Impacts of assimilating all or GOES-like AHI infrared channels radiances on QPFs over Eastern China

• Main Authors: Z. Qin, X. Zou, F. Weng
• Format: Article
• Language: English
• Published: Taylor & Francis Group 2017-01-01
• Series: Tellus: Series A, Dynamic Meteorology and Oceanography
• Subjects: data assimilation; quantitative precipitation forecasts; geostationary satellite; AHI; clear sky
• Online Access: http://dx.doi.org/10.1080/16000870.2017.1345265
• ISSN: 1600-0870

The launch of the Japanese Advanced Himawari Imager (AHI) on 7 October 2014 represents a new era of geostationary operational environmental satellite (GOES) imagers, providing many more channels than any previously launched GOES imagers for the first time. In this study, we compare the impacts of assimilating all AHI versus GOES-like infrared channels radiances on regional forecasts over Eastern China. The National Centers for Environmental Prediction (NCEP) Gridpoint Statistical Interpolation (GSI) analysis system and Advanced Research Weather Research and Forecast model are employed.
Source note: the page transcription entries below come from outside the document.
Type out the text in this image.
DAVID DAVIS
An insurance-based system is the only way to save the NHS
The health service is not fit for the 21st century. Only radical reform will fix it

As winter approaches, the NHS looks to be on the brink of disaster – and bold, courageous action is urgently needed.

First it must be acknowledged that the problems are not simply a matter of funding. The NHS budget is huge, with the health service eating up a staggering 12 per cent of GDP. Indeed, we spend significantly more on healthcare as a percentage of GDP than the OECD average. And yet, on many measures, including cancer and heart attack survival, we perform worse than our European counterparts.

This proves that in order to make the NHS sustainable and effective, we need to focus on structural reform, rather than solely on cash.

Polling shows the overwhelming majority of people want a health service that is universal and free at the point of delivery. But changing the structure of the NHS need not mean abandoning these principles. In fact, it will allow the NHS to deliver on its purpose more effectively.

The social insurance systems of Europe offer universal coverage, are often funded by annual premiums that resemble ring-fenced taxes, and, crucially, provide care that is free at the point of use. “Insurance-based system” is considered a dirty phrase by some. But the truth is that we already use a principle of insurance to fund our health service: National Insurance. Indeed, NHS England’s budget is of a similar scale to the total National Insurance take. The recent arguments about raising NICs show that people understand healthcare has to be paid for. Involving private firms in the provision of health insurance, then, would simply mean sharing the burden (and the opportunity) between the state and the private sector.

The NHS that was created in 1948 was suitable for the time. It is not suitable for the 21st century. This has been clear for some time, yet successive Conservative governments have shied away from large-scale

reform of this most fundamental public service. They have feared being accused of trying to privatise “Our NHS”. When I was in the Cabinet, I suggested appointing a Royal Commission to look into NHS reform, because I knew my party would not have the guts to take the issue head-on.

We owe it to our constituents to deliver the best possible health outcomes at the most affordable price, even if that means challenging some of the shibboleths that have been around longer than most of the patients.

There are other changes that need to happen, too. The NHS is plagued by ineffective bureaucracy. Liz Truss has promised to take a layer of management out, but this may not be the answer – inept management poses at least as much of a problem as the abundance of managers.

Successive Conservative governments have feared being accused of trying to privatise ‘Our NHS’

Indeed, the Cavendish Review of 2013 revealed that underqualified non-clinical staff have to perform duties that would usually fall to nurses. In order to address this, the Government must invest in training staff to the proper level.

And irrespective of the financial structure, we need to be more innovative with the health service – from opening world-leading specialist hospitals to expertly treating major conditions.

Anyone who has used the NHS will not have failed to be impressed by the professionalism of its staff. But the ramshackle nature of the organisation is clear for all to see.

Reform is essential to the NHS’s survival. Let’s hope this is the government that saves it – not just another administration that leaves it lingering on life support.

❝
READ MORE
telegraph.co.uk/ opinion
Positive impacts are obtained on quantitative precipitation forecasts (QPFs) associated with a typical summer precipitation case over eastern China in both set-ups, i.e. one assimilating all 10 AHI infrared channels (AHIA) and the other assimilating only four GOES-like AHI channels (AHIG). It is found that a southwest to northeast oriented band of the atmosphere with high water vapor content that was formed and moved inland with time under the influence of a subtropical high and an eastward-propagating middle-latitude trough was responsible for the persistent precipitation in the eastern China of the selected case. The AHIA experiment generated the largest improvement on QPFs due to it generating a wetter atmosphere in the middle and low troposphere over the ocean off the southeast coast of China than the AHIG experiment and a control experiment without assimilating any AHI channel.